Mercredi dernier, je suis allée au théâtre, chose qui me remplit de beaucoup plus de bonheur dernièrement que mes sorties nocturnes de Pub en Pub (Pub=Bar avec piste de danse, pour les casaniers ou hiboux diurnes...).

J'avais pour la première fois accepté d'emmener ma grande Laura avec moi, malgré l'heure (21h), en pensant que Roméo et Juliette ne pouvait pas froisser son âme pure de 12 ans, eh oui, je crois que son âme est encore pure, et alors?

Bref, imaginez un peu Roméo et Juliette en version "cité" de banlieue, langage sexuel, macho, vocabulaire et geste oscènes, complètement déphasé (avec, en plus des retours totalement impromptus au langage original), la fête où ils se rencontrent, au lieu d'un bal, une beuverie dans un square!, alcool à gogo et pétards (je regardais de temps en temps ma petite pour voir si elle n'était pas trop chocked), Une Juliette en mini-jupe avec laquelle on a du mal à comprendre pourquoi elle ne part pas avec son Jules illico presto, puisque c'est une fille moderne, libre, rebelle... Un Roméo pas un sous romantique, qui la tâte partout avant de lui promettre mariage (oui, on a eu droit aussi aux corps nus sur un lit, imaginant ce qu'ils pouvaient faire devant tous ces spectateurs ébahis).

La dague s'est transformée en revolver, mais comme l'histoire est déja écrite depuis bientôt quatre siècles, la fin est la même (avec retour à ce superbe langage qui nous a fait rêvé en cours lorsqu'on a étudié Shakespeare à l'école)

Bref, pas besoin de vous dire que pour une première (de ma fille), c'est loupé! Nul! Archi Nul!

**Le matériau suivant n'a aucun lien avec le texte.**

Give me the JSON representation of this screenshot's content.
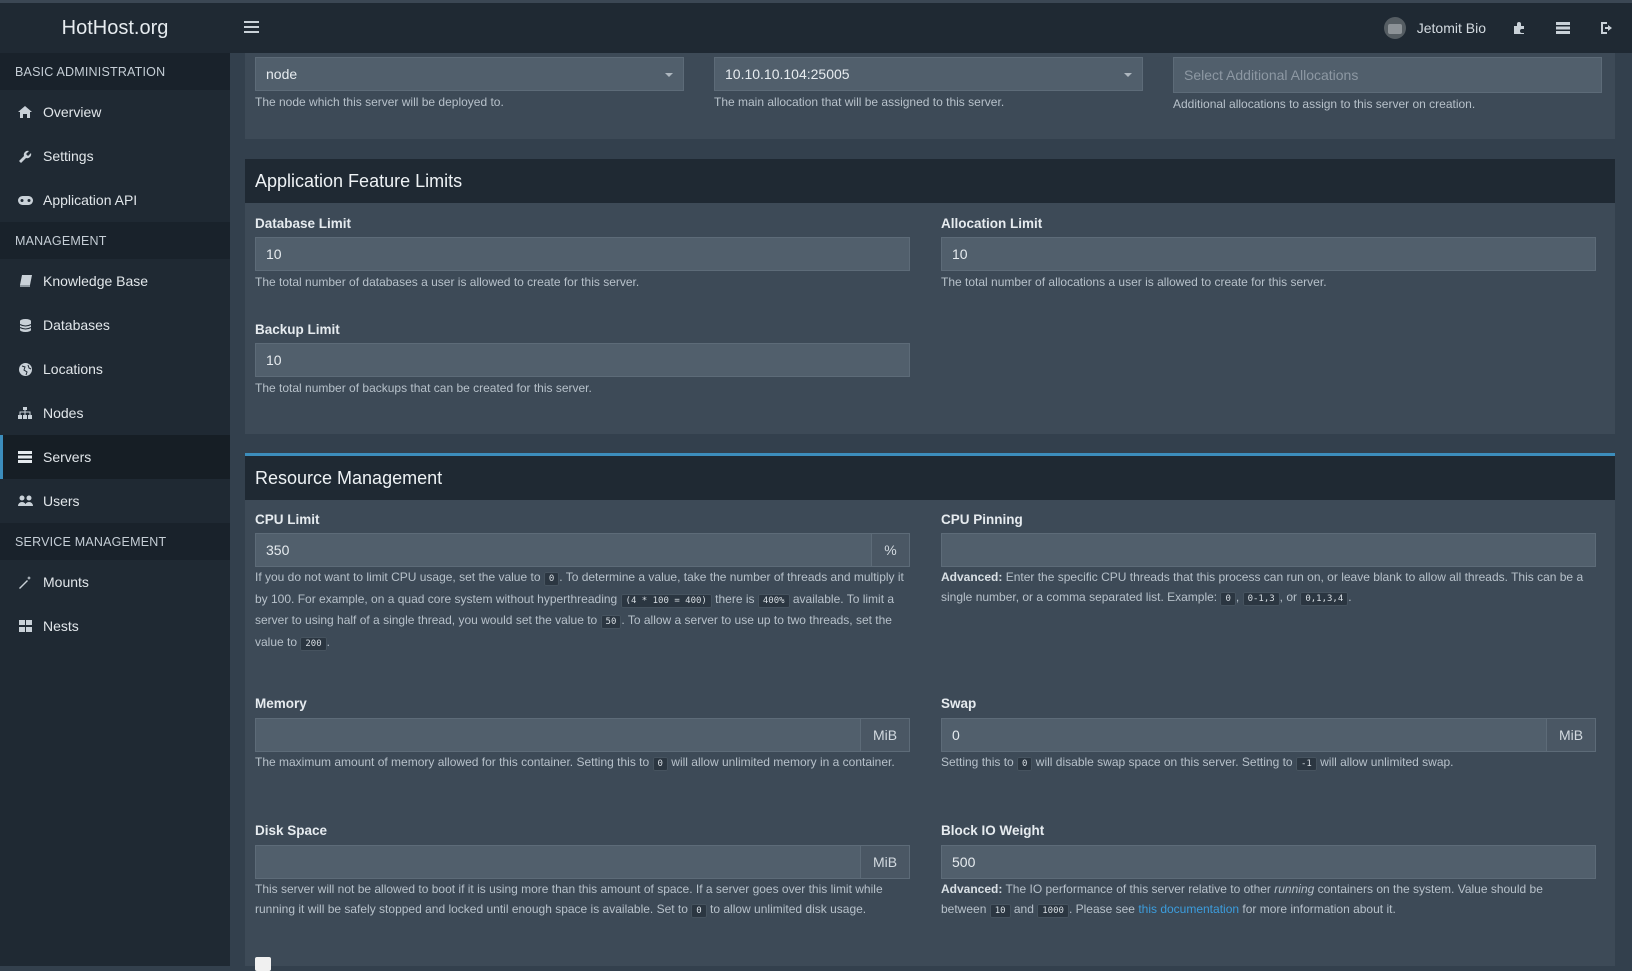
{
  "app": {
    "brand": "HotHost.org",
    "user_name": "Jetomit Bio"
  },
  "sidebar": {
    "sections": [
      {
        "header": "BASIC ADMINISTRATION",
        "items": [
          {
            "label": "Overview",
            "icon": "home-icon"
          },
          {
            "label": "Settings",
            "icon": "wrench-icon"
          },
          {
            "label": "Application API",
            "icon": "gamepad-icon"
          }
        ]
      },
      {
        "header": "MANAGEMENT",
        "items": [
          {
            "label": "Knowledge Base",
            "icon": "book-icon"
          },
          {
            "label": "Databases",
            "icon": "database-icon"
          },
          {
            "label": "Locations",
            "icon": "globe-icon"
          },
          {
            "label": "Nodes",
            "icon": "sitemap-icon"
          },
          {
            "label": "Servers",
            "icon": "server-icon",
            "active": true
          },
          {
            "label": "Users",
            "icon": "users-icon"
          }
        ]
      },
      {
        "header": "SERVICE MANAGEMENT",
        "items": [
          {
            "label": "Mounts",
            "icon": "magic-icon"
          },
          {
            "label": "Nests",
            "icon": "grid-icon"
          }
        ]
      }
    ]
  },
  "deployment": {
    "node": {
      "value": "node",
      "help": "The node which this server will be deployed to."
    },
    "allocation": {
      "value": "10.10.10.104:25005",
      "help": "The main allocation that will be assigned to this server."
    },
    "additional": {
      "placeholder": "Select Additional Allocations",
      "help": "Additional allocations to assign to this server on creation."
    }
  },
  "feature_limits": {
    "title": "Application Feature Limits",
    "database": {
      "label": "Database Limit",
      "value": "10",
      "help": "The total number of databases a user is allowed to create for this server."
    },
    "allocation": {
      "label": "Allocation Limit",
      "value": "10",
      "help": "The total number of allocations a user is allowed to create for this server."
    },
    "backup": {
      "label": "Backup Limit",
      "value": "10",
      "help": "The total number of backups that can be created for this server."
    }
  },
  "resources": {
    "title": "Resource Management",
    "cpu_limit": {
      "label": "CPU Limit",
      "value": "350",
      "addon": "%"
    },
    "cpu_pinning": {
      "label": "CPU Pinning",
      "value": ""
    },
    "memory": {
      "label": "Memory",
      "value": "",
      "addon": "MiB"
    },
    "swap": {
      "label": "Swap",
      "value": "0",
      "addon": "MiB"
    },
    "disk": {
      "label": "Disk Space",
      "value": "",
      "addon": "MiB"
    },
    "block_io": {
      "label": "Block IO Weight",
      "value": "500"
    },
    "link_text": "this documentation"
  },
  "colors": {
    "accent": "#3c8dbc",
    "sidebar_bg": "#1f2933",
    "content_bg": "#33404d",
    "panel_bg": "#3d4a57"
  }
}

Même elle a dit: "BOF!"

Versions modernes, ok, mais alors relookez tout, le texte aussi, sinon ce n'est ni Shakespeare, ni l'oeuvre du scénariste ou metteur en scène, c'est à peine une tentative de faire autre chose avec ce qui existe déja, et si ce qui existe est déja sublime, pourquoi vouloir le changer??? On connait le résultat!!!

Demain je vous raconte...hier j'ai fait une autre escapade, et je vous la raconterai dans le détail!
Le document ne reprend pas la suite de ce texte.